Pictured below is the dog Panda, who won the Palm Dog Award at the Cannes Film Festival for her sheer presence - and actually sometimes brings the film to life.

Pictured below is the dog Panda, who won the Palm Dog Award at the Cannes Film Festival for her sheer presence – and actually sometimes brings the film to life.

However, Pálmason is hardly able to express this with his meticulously threaded, usually static shots of untouched, cool nature: In terms of staging, “The Love That Remains” communicates, contrary to the narrative, more of a total marriage breakdown – especially because allegorical or surreal separation crowbar metaphors like the one in the film appear with increasing frequency among the naturalistic vignettes opening, torn apart house or a (well-tricked) nightmare about an attacking giant rooster.

Far more convincing than these beautifully filmed but very labored dream logic inserts is the consistency with which Pálmason uses the element of time: Anna creates images from rust imprints during the year of separation, Magnús loses all sense of time on the high seas, and time-lapse recordings of a knight scarecrow, which also serves as a target, show the changes in light and weather on Iceland's coast clearly.

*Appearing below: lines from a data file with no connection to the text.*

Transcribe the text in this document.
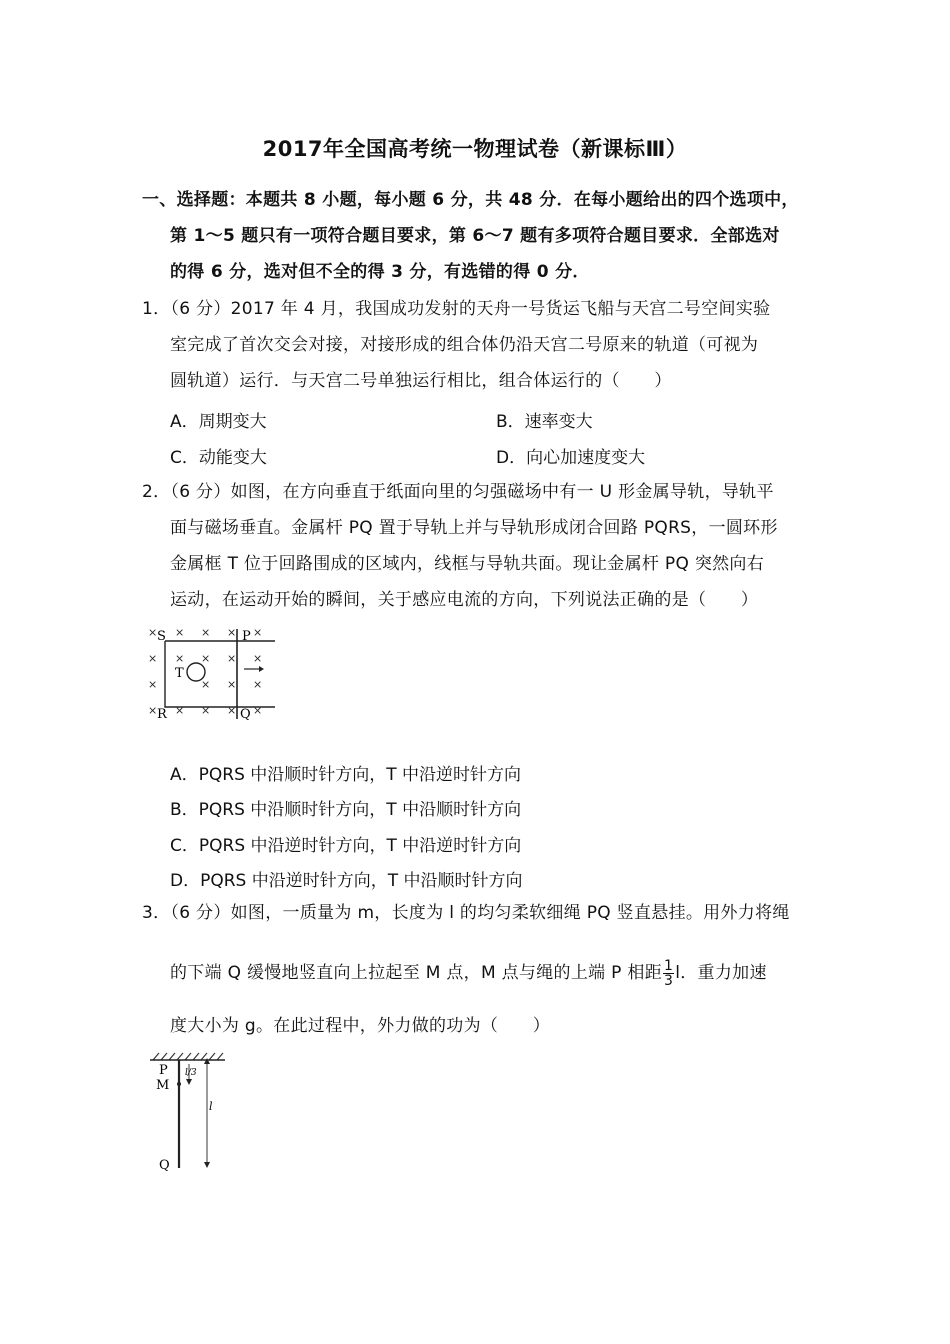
2017年全国高考统一物理试卷（新课标Ⅲ）
一、选择题：本题共 8 小题，每小题 6 分，共 48 分．在每小题给出的四个选项中，
第 1～5 题只有一项符合题目要求，第 6～7 题有多项符合题目要求．全部选对
的得 6 分，选对但不全的得 3 分，有选错的得 0 分．
1．（6 分）2017 年 4 月，我国成功发射的天舟一号货运飞船与天宫二号空间实验
室完成了首次交会对接，对接形成的组合体仍沿天宫二号原来的轨道（可视为
圆轨道）运行．与天宫二号单独运行相比，组合体运行的（　　）
A．周期变大	B．速率变大
C．动能变大	D．向心加速度变大
2．（6 分）如图，在方向垂直于纸面向里的匀强磁场中有一 U 形金属导轨，导轨平
面与磁场垂直。金属杆 PQ 置于导轨上并与导轨形成闭合回路 PQRS，一圆环形
金属框 T 位于回路围成的区域内，线框与导轨共面。现让金属杆 PQ 突然向右
运动，在运动开始的瞬间，关于感应电流的方向，下列说法正确的是（　　）
× × × × ×
× × × × ×
×	× × ×
× × × × ×
S	P
R	Q
T
A．PQRS 中沿顺时针方向，T 中沿逆时针方向
B．PQRS 中沿顺时针方向，T 中沿顺时针方向
C．PQRS 中沿逆时针方向，T 中沿逆时针方向
D．PQRS 中沿逆时针方向，T 中沿顺时针方向
3．（6 分）如图，一质量为 m，长度为 l 的均匀柔软细绳 PQ 竖直悬挂。用外力将绳
的下端 Q 缓慢地竖直向上拉起至 M 点，M 点与绳的上端 P 相距 $\frac{1}{3}$ l．重力加速
度大小为 g。在此过程中，外力做的功为（　　）
P
M
Q
l/3
l
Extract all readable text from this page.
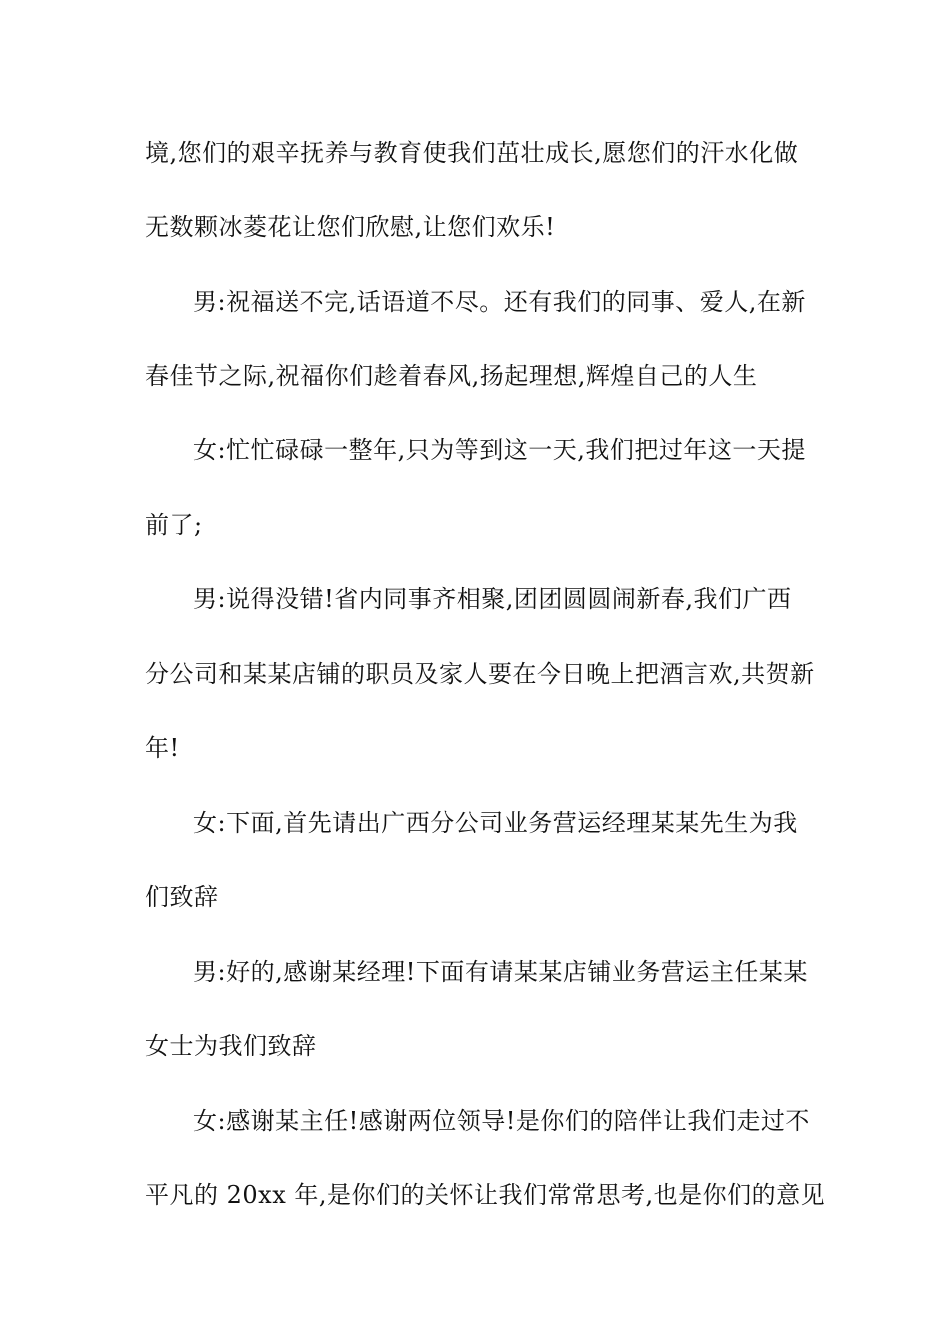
境,您们的艰辛抚养与教育使我们茁壮成长,愿您们的汗水化做
无数颗冰菱花让您们欣慰,让您们欢乐!
男:祝福送不完,话语道不尽。还有我们的同事、爱人,在新
春佳节之际,祝福你们趁着春风,扬起理想,辉煌自己的人生
女:忙忙碌碌一整年,只为等到这一天,我们把过年这一天提
前了;
男:说得没错!省内同事齐相聚,团团圆圆闹新春,我们广西
分公司和某某店铺的职员及家人要在今日晚上把酒言欢,共贺新
年!
女:下面,首先请出广西分公司业务营运经理某某先生为我
们致辞
男:好的,感谢某经理!下面有请某某店铺业务营运主任某某
女士为我们致辞
女:感谢某主任!感谢两位领导!是你们的陪伴让我们走过不
平凡的 20xx 年,是你们的关怀让我们常常思考,也是你们的意见
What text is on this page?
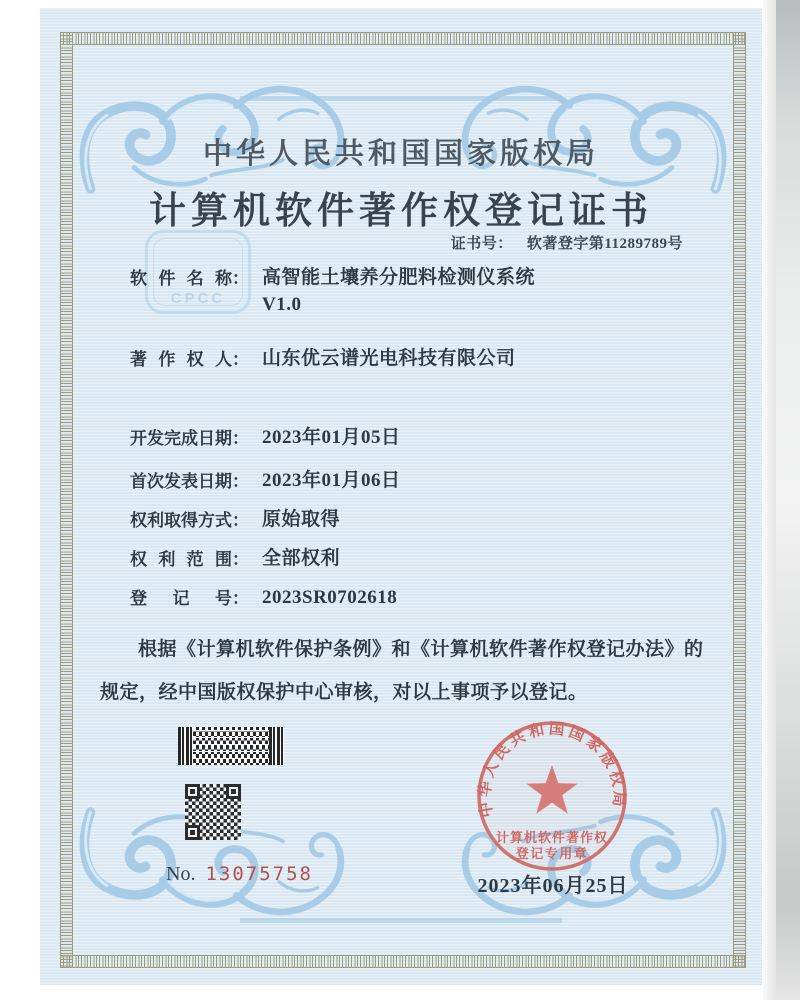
CPCC
中华人民共和国国家版权局
计算机软件著作权登记证书
证书号： 软著登字第11289789号
软件名称： 高智能土壤养分肥料检测仪系统
V1.0
著作权人： 山东优云谱光电科技有限公司
开发完成日期： 2023年01月05日
首次发表日期： 2023年01月06日
权利取得方式： 原始取得
权利范围： 全部权利
登记号： 2023SR0702618
根据《计算机软件保护条例》和《计算机软件著作权登记办法》的
规定，经中国版权保护中心审核，对以上事项予以登记。
No. 13075758
中华人民共和国国家版权局
计算机软件著作权
登记专用章
2023年06月25日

Down-to-earth film poetry that has to fight against more banal moments of comedy – for example when the children listen to brutal true crime podcasts, speculate about their parents' sex lives in Til Schweiger comedy style or Ída doesn't say anything good about Anna to her father.

At least the dog doesn't disappoint

Pálmason's balance of dry, whimsical humor and artful, distant thoughtfulness is best reflected in a short episode about a shooting practice accident: the children are actually only allowed to shoot bows and arrows in the presence of Magnús, but because he is almost never there, their inhibitions fall. This ultimately leads to an overwhelmed Anna having to look after one of her boys, who is in unreal total shock after a shooting accident – which is staged with a brittle, comical effect. And, yes: When Panda demonstrates more vitality in a short bout of scurrying around than the rest of the film put together, it burns itself into the memory thanks to its high fluffiness factor. However, this arbitrary assessment of a separation remains a bitter disappointment.

Conclusion: “Godland” director Hlynur Pálmason never wanted to be this funny – but his dry, whimsical wit and his thoughtful, otherworldly aesthetic don't come together. In another separation film, this might be a comment on the main characters who are at odds, but in “The Love That Remains” this discrepancy glides past the calm, divorcing couple.

We saw “The Love That Remains” at the Cologne Film Festival.